Task 2: Organize files
→ “Rename these files 1 to 10 and move them into a folder named Thumbnails.”
Task 3: Research
→ “Research [company name] and give me a 3 bullet summary.”
These confirm:
✓ it can read directories
✓ it can write files
✓ it can execute steps correctly
12) Skills system (how ClawdBot gets smarter)
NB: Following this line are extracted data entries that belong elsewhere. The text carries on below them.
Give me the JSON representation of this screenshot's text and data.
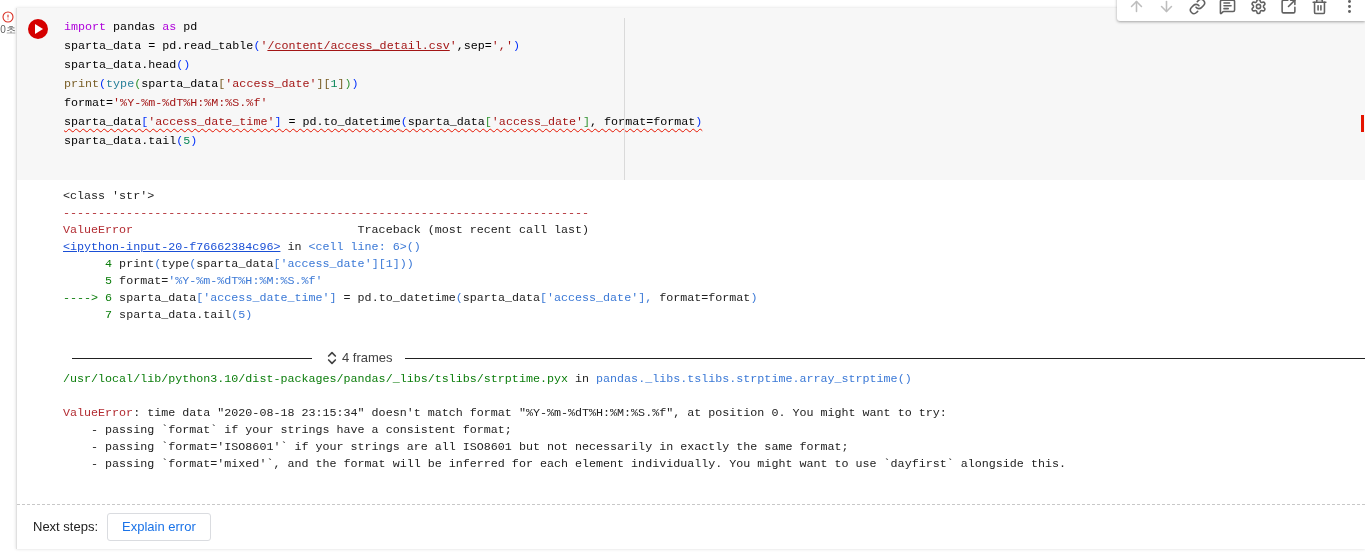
{
  "gutter": {
    "error": true,
    "elapsed": "0초"
  },
  "toolbar": [
    {
      "kind": "up",
      "disabled": true
    },
    {
      "kind": "down",
      "disabled": true
    },
    {
      "kind": "link",
      "disabled": false
    },
    {
      "kind": "comment",
      "disabled": false
    },
    {
      "kind": "settings",
      "disabled": false
    },
    {
      "kind": "mirror",
      "disabled": false
    },
    {
      "kind": "delete",
      "disabled": false
    },
    {
      "kind": "more",
      "disabled": false
    }
  ],
  "code": {
    "lines": [
      {
        "squiggle": false,
        "tokens": [
          {
            "text": "import",
            "kind": "kw"
          },
          {
            "text": " pandas ",
            "kind": "p"
          },
          {
            "text": "as",
            "kind": "kw"
          },
          {
            "text": " pd",
            "kind": "p"
          }
        ]
      },
      {
        "squiggle": false,
        "tokens": [
          {
            "text": "sparta_data = pd.read_table",
            "kind": "p"
          },
          {
            "text": "(",
            "kind": "par"
          },
          {
            "text": "'",
            "kind": "str"
          },
          {
            "text": "/content/access_detail.csv",
            "kind": "link"
          },
          {
            "text": "'",
            "kind": "str"
          },
          {
            "text": ",sep=",
            "kind": "p"
          },
          {
            "text": "','",
            "kind": "str"
          },
          {
            "text": ")",
            "kind": "par"
          }
        ]
      },
      {
        "squiggle": false,
        "tokens": [
          {
            "text": "sparta_data.head",
            "kind": "p"
          },
          {
            "text": "()",
            "kind": "par"
          }
        ]
      },
      {
        "squiggle": false,
        "tokens": [
          {
            "text": "print",
            "kind": "fn"
          },
          {
            "text": "(",
            "kind": "par"
          },
          {
            "text": "type",
            "kind": "ty"
          },
          {
            "text": "(",
            "kind": "br"
          },
          {
            "text": "sparta_data",
            "kind": "p"
          },
          {
            "text": "[",
            "kind": "fn"
          },
          {
            "text": "'access_date'",
            "kind": "str"
          },
          {
            "text": "][",
            "kind": "fn"
          },
          {
            "text": "1",
            "kind": "num"
          },
          {
            "text": "]",
            "kind": "fn"
          },
          {
            "text": ")",
            "kind": "br"
          },
          {
            "text": ")",
            "kind": "par"
          }
        ]
      },
      {
        "squiggle": false,
        "tokens": [
          {
            "text": "format=",
            "kind": "p"
          },
          {
            "text": "'%Y-%m-%dT%H:%M:%S.%f'",
            "kind": "str"
          }
        ]
      },
      {
        "squiggle": true,
        "tokens": [
          {
            "text": "sparta_data",
            "kind": "p"
          },
          {
            "text": "[",
            "kind": "par"
          },
          {
            "text": "'access_date_time'",
            "kind": "str"
          },
          {
            "text": "]",
            "kind": "par"
          },
          {
            "text": " = pd.to_datetime",
            "kind": "p"
          },
          {
            "text": "(",
            "kind": "par"
          },
          {
            "text": "sparta_data",
            "kind": "p"
          },
          {
            "text": "[",
            "kind": "br"
          },
          {
            "text": "'access_date'",
            "kind": "str"
          },
          {
            "text": "]",
            "kind": "br"
          },
          {
            "text": ", format=format",
            "kind": "p"
          },
          {
            "text": ")",
            "kind": "par"
          }
        ]
      },
      {
        "squiggle": false,
        "tokens": [
          {
            "text": "sparta_data.tail",
            "kind": "p"
          },
          {
            "text": "(",
            "kind": "par"
          },
          {
            "text": "5",
            "kind": "num"
          },
          {
            "text": ")",
            "kind": "par"
          }
        ]
      }
    ]
  },
  "output": {
    "traceback": [
      {
        "tokens": [
          {
            "text": "<class 'str'>",
            "kind": "p"
          }
        ]
      },
      {
        "tokens": [
          {
            "text": "---------------------------------------------------------------------------",
            "kind": "red"
          }
        ]
      },
      {
        "tokens": [
          {
            "text": "ValueError",
            "kind": "red"
          },
          {
            "text": "                                Traceback (most recent call last)",
            "kind": "p"
          }
        ]
      },
      {
        "tokens": [
          {
            "text": "<ipython-input-20-f76662384c96>",
            "kind": "link"
          },
          {
            "text": " in ",
            "kind": "p"
          },
          {
            "text": "<cell line: 6>()",
            "kind": "blue"
          }
        ]
      },
      {
        "tokens": [
          {
            "text": "      4",
            "kind": "green"
          },
          {
            "text": " print",
            "kind": "p"
          },
          {
            "text": "(",
            "kind": "blue"
          },
          {
            "text": "type",
            "kind": "p"
          },
          {
            "text": "(",
            "kind": "blue"
          },
          {
            "text": "sparta_data",
            "kind": "p"
          },
          {
            "text": "['access_date'][1]))",
            "kind": "blue"
          }
        ]
      },
      {
        "tokens": [
          {
            "text": "      5",
            "kind": "green"
          },
          {
            "text": " format=",
            "kind": "p"
          },
          {
            "text": "'%Y-%m-%dT%H:%M:%S.%f'",
            "kind": "blue"
          }
        ]
      },
      {
        "tokens": [
          {
            "text": "----> 6",
            "kind": "green"
          },
          {
            "text": " sparta_data",
            "kind": "p"
          },
          {
            "text": "['access_date_time']",
            "kind": "blue"
          },
          {
            "text": " = pd.to_datetime",
            "kind": "p"
          },
          {
            "text": "(",
            "kind": "blue"
          },
          {
            "text": "sparta_data",
            "kind": "p"
          },
          {
            "text": "['access_date'],",
            "kind": "blue"
          },
          {
            "text": " format=format",
            "kind": "p"
          },
          {
            "text": ")",
            "kind": "blue"
          }
        ]
      },
      {
        "tokens": [
          {
            "text": "      7",
            "kind": "green"
          },
          {
            "text": " sparta_data.tail",
            "kind": "p"
          },
          {
            "text": "(5)",
            "kind": "blue"
          }
        ]
      }
    ],
    "frames": "4 frames",
    "frame_line": {
      "tokens": [
        {
          "text": "/usr/local/lib/python3.10/dist-packages/pandas/_libs/tslibs/strptime.pyx",
          "kind": "green"
        },
        {
          "text": " in ",
          "kind": "p"
        },
        {
          "text": "pandas._libs.tslibs.strptime.array_strptime()",
          "kind": "blue"
        }
      ]
    },
    "error": [
      {
        "tokens": [
          {
            "text": "ValueError",
            "kind": "red"
          },
          {
            "text": ": time data \"2020-08-18 23:15:34\" doesn't match format \"%Y-%m-%dT%H:%M:%S.%f\", at position 0. You might want to try:",
            "kind": "p"
          }
        ]
      },
      {
        "tokens": [
          {
            "text": "    - passing `format` if your strings have a consistent format;",
            "kind": "p"
          }
        ]
      },
      {
        "tokens": [
          {
            "text": "    - passing `format='ISO8601'` if your strings are all ISO8601 but not necessarily in exactly the same format;",
            "kind": "p"
          }
        ]
      },
      {
        "tokens": [
          {
            "text": "    - passing `format='mixed'`, and the format will be inferred for each element individually. You might want to use `dayfirst` alongside this.",
            "kind": "p"
          }
        ]
      }
    ]
  },
  "next_steps": {
    "label": "Next steps:",
    "button": "Explain error"
  }
}
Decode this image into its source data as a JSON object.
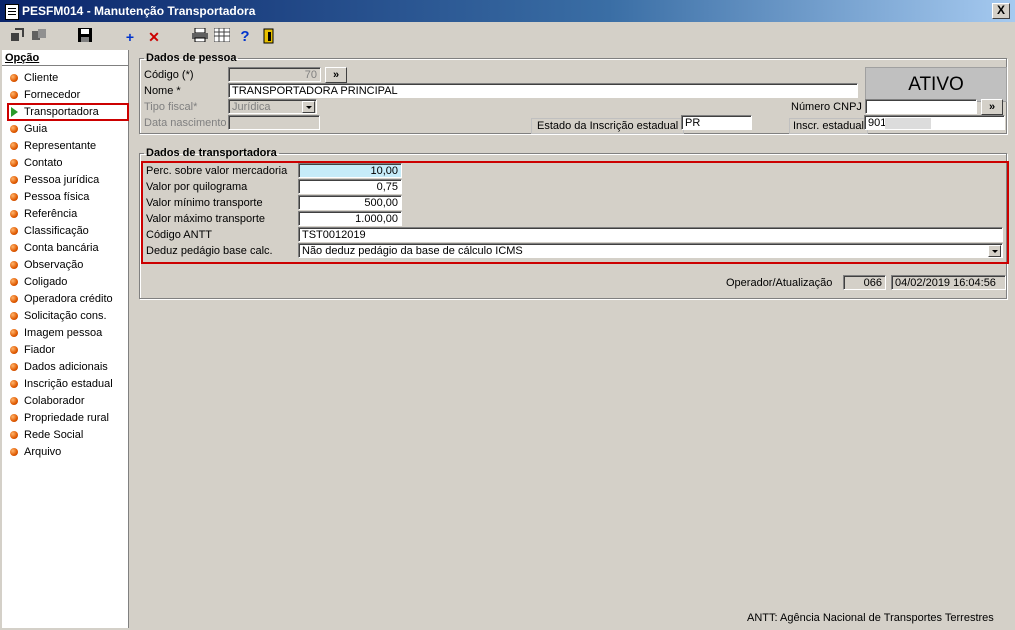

Skills are like instruction packs that teach ClawdBot how to do specific workflows.
Skills mentioned:
→ Claude Hub (skill marketplace)
→ web searching
→ email tools
→ Google services
→ other plugins
Why skills matter:
- Without skills, agent behavior is messy
- With skills, it follows consistent patterns
13) Cron jobs (scheduled automation)
This is a big feature.
Cron jobs let ClawdBot run tasks automatically on a schedule.
Examples:
→ check inbox twice a day
→ monitor something every hour
→ send you a daily summary
This is how you move from “agent” to “automation system”.
14) Security hardening (do this early)
Your raw content highlights major security concerns, so your setup should include:
SSH security (if using VPS)
Recommended changes:
→ disable root login
→ disable password login
→ use SSH keys only
Permission control
Do not give passwordless sudo unless it’s a throwaway VPS.
Secrets management
Do not send API keys and passwords in chat.
Use a secrets manager if possible.
15) What people are using ClawdBot for (real use cases)
From your raw content:
→ automated trading and monitoring markets
→ scanning job boards and auto-applying
→ customer support automation
→ managing multiple social media accounts
→ clearing inboxes and drafting replies
→ calendar management
→ file cleanup and organization
→ flight monitoring and check-in workflows
→ building apps and deploying code via GitHub workflows
16) The right way to think about ClawdBot
ClawdBot is not “another AI tool”.
It is:
→ an always-on agent
→ connected to your real systems
→ triggered from messaging apps
→ capable of running workflows without you sitting at the PC
If you set it up correctly, it becomes your remote operator.